Belgian artist and illustrator

Marcel Marlier (18 November 1930 – 18 January 2011) was a Belgian artist and illustrator.

== Biography ==
He was born in Herseaux, Belgium.

When he was 16, he enrolled in decorative art at Saint-Luc de Tournai. He finished his studies in 1951 with the greatest distinction. He returned as a teacher two years later.

The Belgian publisher La Procure à Namur organised a drawing contest. They were interested in finding talented artists to illustrate works for school children. Marlier won the competition. Two books resulted from this and these books guided a whole generation of Belgian children through the first few years of school, I Read with Michel and Nicole and I Calculate with Michel and Nicole. Marlier's collaboration with La Procure à Namur lasted more than 25 years.

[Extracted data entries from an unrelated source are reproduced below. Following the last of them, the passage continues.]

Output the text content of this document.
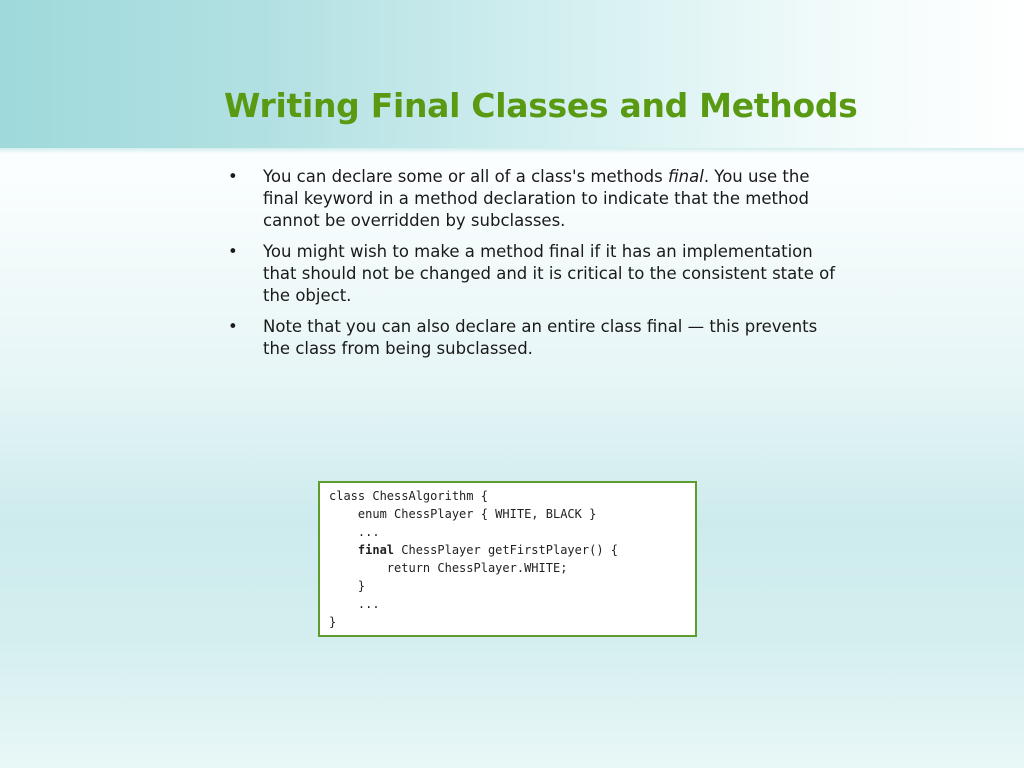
Writing Final Classes and Methods
• You can declare some or all of a class's methods final. You use the final keyword in a method declaration to indicate that the method cannot be overridden by subclasses.
• You might wish to make a method final if it has an implementation that should not be changed and it is critical to the consistent state of the object.
• Note that you can also declare an entire class final — this prevents the class from being subclassed.
class ChessAlgorithm {
enum ChessPlayer { WHITE, BLACK }
...
final ChessPlayer getFirstPlayer() {
return ChessPlayer.WHITE;
}
...
}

Pierre Servais at Casterman, a Belgian publishing company, began to notice Marlier's drawings in 1951. He suggested that Marlier should illustrate a series of books for children. The result was editions of Alexandre Dumas' adventure books. This was followed in 1953 by illustrations for a book by Jeanne Cappe about two very similar rabbits. Marlier also took part in the Farandole series, intended for children.

From 1954, Marlier illustrated the children's series Martine, with the stories written by Gilbert Delahaye. This series spans over 50 issues and has been translated in numerous languages.
In 1969, Marlier also created his own series of children's books, Jean-Lou and Sophie.

He died in Tournai on 18 January 2011.